To use another metaphor, dressing is messaging, and I think the blending message is "I'm in- I'm a man, yes, if you give me a second look, but why do that? I agree with the rules for public viewing and social interaction of women, and I am not challenging anyone or competing for attention, so … courtesy given and accepted by all. The confidence we must have is necessary for conveying sincerity and being all in- so no one has to do anything but stay the course- appreciating our effort and honoring it.
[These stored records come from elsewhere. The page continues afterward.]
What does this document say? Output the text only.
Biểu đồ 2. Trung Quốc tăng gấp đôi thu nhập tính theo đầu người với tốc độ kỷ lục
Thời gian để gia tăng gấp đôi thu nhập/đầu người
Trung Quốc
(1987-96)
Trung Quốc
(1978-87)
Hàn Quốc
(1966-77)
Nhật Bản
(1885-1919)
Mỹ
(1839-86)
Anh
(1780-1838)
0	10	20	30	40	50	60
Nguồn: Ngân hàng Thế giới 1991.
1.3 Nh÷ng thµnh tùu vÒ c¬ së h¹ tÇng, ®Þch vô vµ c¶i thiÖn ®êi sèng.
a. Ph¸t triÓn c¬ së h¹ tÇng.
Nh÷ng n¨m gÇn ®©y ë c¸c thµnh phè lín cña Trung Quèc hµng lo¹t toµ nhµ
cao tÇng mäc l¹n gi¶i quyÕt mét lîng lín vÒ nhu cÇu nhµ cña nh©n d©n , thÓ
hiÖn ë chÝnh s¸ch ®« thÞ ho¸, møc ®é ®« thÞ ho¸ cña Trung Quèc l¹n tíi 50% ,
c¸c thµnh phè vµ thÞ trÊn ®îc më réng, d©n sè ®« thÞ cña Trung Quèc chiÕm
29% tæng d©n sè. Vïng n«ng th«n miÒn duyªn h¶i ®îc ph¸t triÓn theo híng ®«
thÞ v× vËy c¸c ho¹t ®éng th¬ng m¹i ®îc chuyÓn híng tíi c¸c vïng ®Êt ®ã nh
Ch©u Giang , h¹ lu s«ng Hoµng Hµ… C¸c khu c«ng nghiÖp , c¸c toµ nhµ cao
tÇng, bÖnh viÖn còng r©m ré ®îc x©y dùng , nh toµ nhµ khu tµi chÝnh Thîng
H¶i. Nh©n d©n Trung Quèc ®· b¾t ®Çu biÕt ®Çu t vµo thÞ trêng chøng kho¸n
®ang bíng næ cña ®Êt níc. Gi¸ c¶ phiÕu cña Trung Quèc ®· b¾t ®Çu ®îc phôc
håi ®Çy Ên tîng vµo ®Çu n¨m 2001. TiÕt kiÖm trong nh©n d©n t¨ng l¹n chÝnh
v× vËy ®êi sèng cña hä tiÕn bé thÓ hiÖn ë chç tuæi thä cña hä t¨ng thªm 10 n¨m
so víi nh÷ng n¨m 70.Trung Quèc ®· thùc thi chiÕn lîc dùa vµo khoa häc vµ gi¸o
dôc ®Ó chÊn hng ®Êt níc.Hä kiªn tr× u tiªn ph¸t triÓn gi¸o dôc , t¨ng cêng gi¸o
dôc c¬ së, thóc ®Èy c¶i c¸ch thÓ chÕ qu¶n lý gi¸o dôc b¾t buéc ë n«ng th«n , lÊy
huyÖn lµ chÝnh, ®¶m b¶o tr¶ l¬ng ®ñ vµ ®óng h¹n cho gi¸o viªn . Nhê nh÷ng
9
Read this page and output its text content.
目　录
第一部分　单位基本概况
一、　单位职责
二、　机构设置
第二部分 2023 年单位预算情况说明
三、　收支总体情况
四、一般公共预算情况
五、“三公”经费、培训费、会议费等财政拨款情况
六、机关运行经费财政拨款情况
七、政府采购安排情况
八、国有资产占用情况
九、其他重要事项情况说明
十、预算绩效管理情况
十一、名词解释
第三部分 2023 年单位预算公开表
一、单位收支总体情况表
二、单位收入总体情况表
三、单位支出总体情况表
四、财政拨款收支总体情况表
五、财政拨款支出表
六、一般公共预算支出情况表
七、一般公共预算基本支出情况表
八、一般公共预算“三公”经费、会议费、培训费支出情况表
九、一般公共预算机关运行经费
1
Such beautiful writing....
Teri Ray
07-01-2018, 07:57 AM
Sally,
Thanks for the wonderful and insightful thread. I love what you said and how you said it. Thanks for sharing.
alwayshave
07-01-2018, 08:02 AM
Sally, at 6'2, 240, I know that I'm not passing. I still try, but I own who I am.
Beverley Sims
07-01-2018, 08:27 AM
Sally a comprehensive explanation from you, welcome to the forum.
Kandi Robbins
07-01-2018, 07:50 PM
Well said and the key, once you accept that you will not pass (none of us ever do, I speak only of crossdressers where hormones or surgery are not involved), it all becomes easy. You do become who you are inside and despite the fact that you fool no one, being out and about is very doable. Been out over 400 times, never once fooling anyone and never once having a negative experience. Confidence is the secret sauce.
mscaseyjane
07-02-2018, 04:39 PM
Very well written and thoughtful post. Definitely something I need to think about as I consider going out fully dressed. My prior outings have been all but a wig and bra (make up, hells, dress, jewelry...) I wear my hair short as do many women of color, so I thought it was a good compromise. As I now have a wig and ideal fitting bra, the nerves to go out are far greater than they were before. I hadn't been able to make the connection until recently.
Becky Blue
07-02-2018, 06:25 PM
Well put Sally, I would like to add that many women have some secondary male characteristics. The typecast idea figure 8 shaped woman that most of us here aspire to is possibly only attributable to 50% of genetic women anyway.
Mary Lawrence
07-02-2018, 08:35 PM
Do I pass? Certainly not upon close inspection. My features are a bit too coarse and masculine. My shoulders a bit too big. My upper arms are not of the typical gg type. My hands are way too big and my feet are too big. Yet all of those "defects" (except my hands) fall within the distributions for those features for women. I try to present myself as a woman in whom nobody takes interest because I am not femininely attractive with my gray hair, older age manner of dress and aging face. It seems to be working. I feel most comfortable in situations where I am genuinely interested in what is going on around me. For example, enjoying a museum or shopping for women's clothing. All worries disappear with increased focus on the task at hand. It is particularly enjoyable to be looking at a rack of panties and bras with young and old ladies doing the same right next to me. They pay me no attention as they, too, are focused on their own tasks.
Eboni Robinson
07-02-2018, 10:34 PM
Its only something I worry about if I'm wearing something that draws attention to myself like a short dress. I'm almost 6'2 and I weightlift too. I still have very feminine features for a male though. People always say I have girly fingers and toes haha. I have thick thighs and natural breasts, so that certainly doesn't hurt.
I just go, and do what I need to do when I'm dressed. The only thing I couldn't "pass" would be my voice. I do not have a entire femme voice yet.